Les 6 plus belles
randonnées dans les Écrins
Le massif alpin le plus austère et le plus sauvage de France — des glaciers à 4 000 m, du granit vertical, des vallées glaciaires sans route. Les Écrins ne sont pas faciles d'accès, ils n'accueillent pas de station de ski de masse, et c'est pour ça qu'ils sont ce qu'ils sont.

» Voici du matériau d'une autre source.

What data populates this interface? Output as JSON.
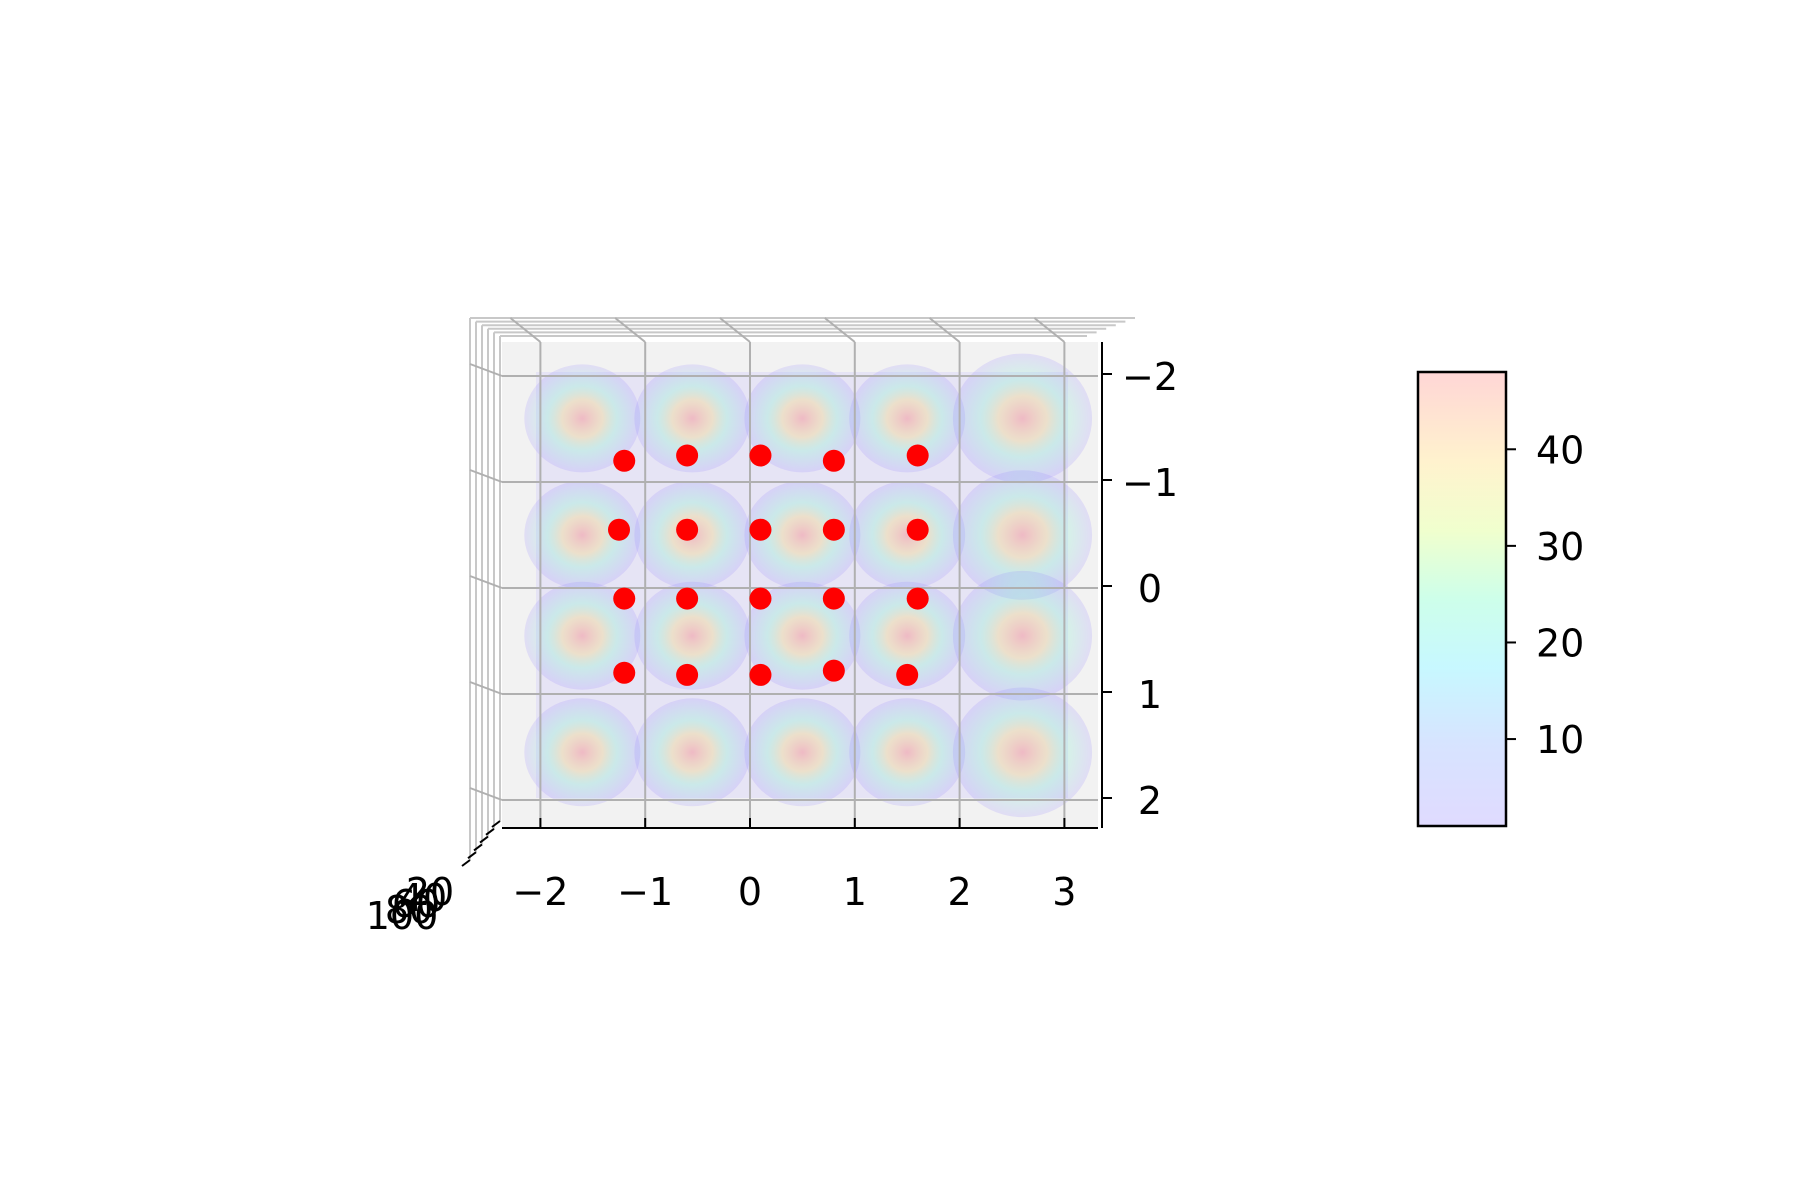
{
  "chart_data": {
    "type": "scatter",
    "title": "",
    "view": "3D axes viewed from top",
    "surface": {
      "kind": "periodic surface with alpha-blended rainbow colormap",
      "colormap": "rainbow"
    },
    "x_axis": {
      "label": "",
      "ticks": [
        -2,
        -1,
        0,
        1,
        2,
        3
      ],
      "tick_labels": [
        "−2",
        "−1",
        "0",
        "1",
        "2",
        "3"
      ],
      "range": [
        -2.5,
        3.5
      ]
    },
    "y_axis": {
      "label": "",
      "ticks": [
        -2,
        -1,
        0,
        1,
        2
      ],
      "tick_labels": [
        "−2",
        "−1",
        "0",
        "1",
        "2"
      ],
      "range": [
        -2.2,
        2.2
      ],
      "inverted": true
    },
    "z_axis": {
      "label": "",
      "tick_labels": [
        "20",
        "40",
        "60",
        "80",
        "100"
      ]
    },
    "colorbar": {
      "ticks": [
        10,
        20,
        30,
        40
      ],
      "tick_labels": [
        "10",
        "20",
        "30",
        "40"
      ],
      "range": [
        1,
        48
      ]
    },
    "series": [
      {
        "marker_color": "#ff0000",
        "points": [
          {
            "x": -1.2,
            "y": -1.2
          },
          {
            "x": -0.6,
            "y": -1.25
          },
          {
            "x": 0.1,
            "y": -1.25
          },
          {
            "x": 0.8,
            "y": -1.2
          },
          {
            "x": 1.6,
            "y": -1.25
          },
          {
            "x": -1.25,
            "y": -0.55
          },
          {
            "x": -0.6,
            "y": -0.55
          },
          {
            "x": 0.1,
            "y": -0.55
          },
          {
            "x": 0.8,
            "y": -0.55
          },
          {
            "x": 1.6,
            "y": -0.55
          },
          {
            "x": -1.2,
            "y": 0.1
          },
          {
            "x": -0.6,
            "y": 0.1
          },
          {
            "x": 0.1,
            "y": 0.1
          },
          {
            "x": 0.8,
            "y": 0.1
          },
          {
            "x": 1.6,
            "y": 0.1
          },
          {
            "x": -1.2,
            "y": 0.8
          },
          {
            "x": -0.6,
            "y": 0.82
          },
          {
            "x": 0.1,
            "y": 0.82
          },
          {
            "x": 0.8,
            "y": 0.78
          },
          {
            "x": 1.5,
            "y": 0.82
          }
        ]
      }
    ],
    "grid": true
  }
}
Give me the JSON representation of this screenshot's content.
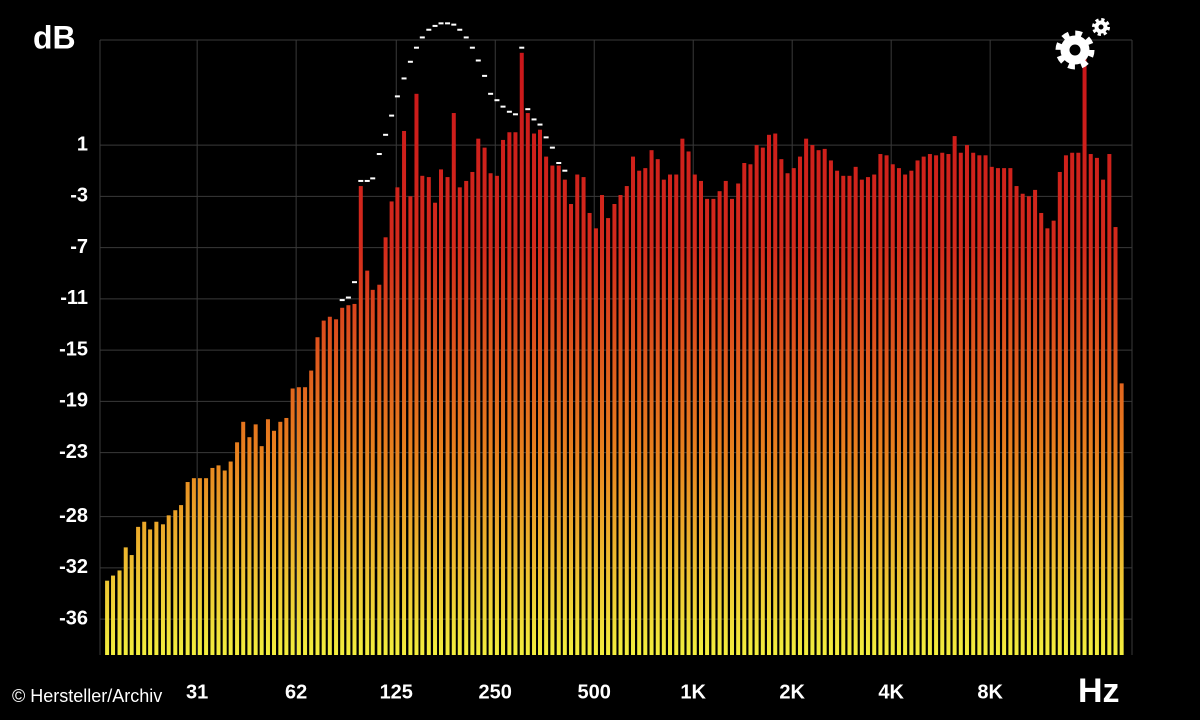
{
  "chart_data": {
    "type": "bar",
    "y_label": "dB",
    "x_label": "Hz",
    "credit": "© Hersteller/Archiv",
    "log_x": true,
    "grid": true,
    "xlim": [
      15.7,
      21600
    ],
    "ylim": [
      -38.8,
      9.2
    ],
    "xticks": [
      31,
      62,
      125,
      250,
      500,
      {
        "value": 1000,
        "label": "1K"
      },
      {
        "value": 2000,
        "label": "2K"
      },
      {
        "value": 4000,
        "label": "4K"
      },
      {
        "value": 8000,
        "label": "8K"
      }
    ],
    "yticks": [
      1,
      -3,
      -7,
      -11,
      -15,
      -19,
      -23,
      -28,
      -32,
      -36
    ],
    "gradient": [
      "#f2ee3e",
      "#e8801e",
      "#d42a1c",
      "#c8141a"
    ],
    "peak_color": "#ffffff",
    "x": [
      16.5,
      17.2,
      18,
      18.8,
      19.6,
      20.5,
      21.4,
      22.3,
      23.3,
      24.4,
      25.4,
      26.6,
      27.7,
      29,
      30.3,
      31.6,
      33,
      34.5,
      36,
      37.6,
      39.2,
      41,
      42.8,
      44.7,
      46.7,
      48.7,
      50.9,
      53.1,
      55.5,
      57.9,
      60.5,
      63.2,
      66,
      68.9,
      72,
      75.2,
      78.5,
      82,
      85.6,
      89.4,
      93.3,
      97.5,
      102,
      106,
      111,
      116,
      121,
      126,
      132,
      138,
      144,
      150,
      157,
      164,
      171,
      179,
      187,
      195,
      204,
      213,
      222,
      232,
      242,
      253,
      264,
      276,
      288,
      301,
      314,
      328,
      342,
      357,
      373,
      390,
      407,
      425,
      444,
      464,
      484,
      506,
      528,
      551,
      576,
      601,
      628,
      656,
      685,
      715,
      747,
      780,
      814,
      850,
      888,
      927,
      968,
      1011,
      1056,
      1102,
      1152,
      1203,
      1256,
      1312,
      1370,
      1430,
      1493,
      1559,
      1628,
      1700,
      1776,
      1854,
      1936,
      2022,
      2112,
      2205,
      2304,
      2406,
      2511,
      2623,
      2739,
      2860,
      2987,
      3119,
      3257,
      3400,
      3552,
      3709,
      3873,
      4044,
      4224,
      4410,
      4608,
      4811,
      5022,
      5246,
      5478,
      5720,
      5973,
      6238,
      6513,
      6801,
      7104,
      7417,
      7746,
      8089,
      8448,
      8820,
      9216,
      9622,
      10045,
      10492,
      10957,
      11439,
      11946,
      12477,
      13027,
      13601,
      14208,
      14835,
      15494,
      16179,
      16896,
      17640,
      18432,
      19245,
      20090
    ],
    "values": [
      -33,
      -32.6,
      -32.2,
      -30.4,
      -31,
      -28.8,
      -28.4,
      -29,
      -28.4,
      -28.6,
      -27.9,
      -27.5,
      -27.1,
      -25.3,
      -25,
      -25,
      -25,
      -24.2,
      -24,
      -24.4,
      -23.7,
      -22.2,
      -20.6,
      -21.8,
      -20.8,
      -22.5,
      -20.4,
      -21.3,
      -20.6,
      -20.3,
      -18,
      -17.9,
      -17.9,
      -16.6,
      -14,
      -12.7,
      -12.4,
      -12.6,
      -11.7,
      -11.5,
      -11.4,
      -2.2,
      -8.8,
      -10.3,
      -9.9,
      -6.2,
      -3.4,
      -2.3,
      2.1,
      -3,
      5,
      -1.4,
      -1.5,
      -3.5,
      -0.9,
      -1.5,
      3.5,
      -2.3,
      -1.8,
      -1.1,
      1.5,
      0.8,
      -1.2,
      -1.4,
      1.4,
      2,
      2,
      8.2,
      3.5,
      1.9,
      2.2,
      0.1,
      -0.6,
      -0.6,
      -1.7,
      -3.6,
      -1.3,
      -1.5,
      -4.3,
      -5.5,
      -2.9,
      -4.7,
      -3.6,
      -2.9,
      -2.2,
      0.1,
      -1,
      -0.8,
      0.6,
      -0.1,
      -1.7,
      -1.3,
      -1.3,
      1.5,
      0.5,
      -1.3,
      -1.8,
      -3.2,
      -3.2,
      -2.6,
      -1.8,
      -3.2,
      -2,
      -0.4,
      -0.5,
      1,
      0.8,
      1.8,
      1.9,
      -0.1,
      -1.2,
      -0.8,
      0.1,
      1.5,
      1,
      0.6,
      0.7,
      -0.2,
      -1,
      -1.4,
      -1.4,
      -0.7,
      -1.7,
      -1.5,
      -1.3,
      0.3,
      0.2,
      -0.5,
      -0.8,
      -1.3,
      -1,
      -0.2,
      0.1,
      0.3,
      0.2,
      0.4,
      0.3,
      1.7,
      0.4,
      1,
      0.4,
      0.2,
      0.2,
      -0.7,
      -0.8,
      -0.8,
      -0.8,
      -2.2,
      -2.8,
      -3,
      -2.5,
      -4.3,
      -5.5,
      -4.9,
      -1.1,
      0.2,
      0.4,
      0.4,
      8.6,
      0.3,
      0,
      -1.7,
      0.3,
      -5.4,
      -17.6
    ],
    "peak_values": [
      null,
      null,
      null,
      null,
      null,
      null,
      null,
      null,
      null,
      null,
      null,
      null,
      null,
      null,
      null,
      null,
      null,
      null,
      null,
      null,
      null,
      null,
      null,
      null,
      null,
      null,
      null,
      null,
      null,
      null,
      null,
      null,
      null,
      null,
      null,
      null,
      null,
      null,
      -11.1,
      -10.9,
      -9.7,
      -1.8,
      -1.8,
      -1.6,
      0.3,
      1.8,
      3.3,
      4.8,
      6.2,
      7.5,
      8.6,
      9.4,
      10,
      10.3,
      10.5,
      10.5,
      10.4,
      10,
      9.4,
      8.6,
      7.6,
      6.4,
      5,
      4.5,
      4,
      3.6,
      3.4,
      8.6,
      3.8,
      3,
      2.6,
      1.6,
      0.8,
      -0.4,
      -1,
      null,
      null,
      null,
      null,
      null,
      null,
      null,
      null,
      null,
      null,
      null,
      null,
      null,
      null,
      null,
      null,
      null,
      null,
      null,
      null,
      null,
      null,
      null,
      null,
      null,
      null,
      null,
      null,
      null,
      null,
      null,
      null,
      null,
      null,
      null,
      null,
      null,
      null,
      null,
      null,
      null,
      null,
      null,
      null,
      null,
      null,
      null,
      null,
      null,
      null,
      null,
      null,
      null,
      null,
      null,
      null,
      null,
      null,
      null,
      null,
      null,
      null,
      null,
      null,
      null,
      null,
      null,
      null,
      null,
      null,
      null,
      null,
      null,
      null,
      null,
      null,
      null,
      null,
      null,
      null,
      null,
      null,
      null,
      null,
      null,
      null,
      null,
      null,
      null,
      null
    ]
  }
}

Le massif des Écrins (Isère et Hautes-Alpes) est le massif alpin le plus méridional des 4 000 m de France — le seul massif avec des sommets dépassant 4 000 m entièrement situé au sud de Grenoble, à moins de 100 km de la Méditerranée à vol d'oiseau. La Barre des Écrins (4 102 m) est le point culminant, le plus haut sommet des Alpes françaises en dehors du massif du Mont Blanc. Le Parc National des Écrins (créé en 1973 — le deuxième parc national français après la Vanoise de 1963) couvre 91 800 ha de zone cœur (la plus grande surface de parc national en France métropolitaine) et présente une faune et une flore alpines d'une richesse remarquable. La Bérarde (1 738 m) est le hameau terminus de la route du Vénéon (D530 depuis Bourg-d'Oisans — 35 km, route qui serpente dans les gorges du Vénéon) — un hameau de quelques dizaines de maisons sans commerces ouverts à l'année et sans télécabines, uniquement un refuge CAF, quelques gîtes et les grandes parois de granit qui s'élèvent à la verticale de chaque côté du hameau. La Bérarde est le point de départ des ascensions de la Barre des Écrins, de la Meije, de la Muzelle et de nombreuses voies d'alpinisme parmi les plus renommées des Alpes françaises. La géologie des Écrins est entièrement cristalline — granite, gneiss, migmatites — des roches issues de la profonde fusion crustale lors de la collision alpine (40-50 millions d'années). Ce granite des Écrins, d'une cohérence et d'une solidité remarquables, est la base d'un alpinisme technique de haute qualité que les guides de haute montagne de l'Oisans-Écrins (les ENSA — École Nationale de Ski et d'Alpinisme — forment chaque année en nombre). La vallée du Vénéon qui mène à La Bérarde est une des plus belles vallées glaciaires des Alpes françaises — encaissée entre des parois de granite de 1 000 à 1 500 m de hauteur, ponctuée de cascades et de gorges, sans route pavée au-delà de La Bérarde.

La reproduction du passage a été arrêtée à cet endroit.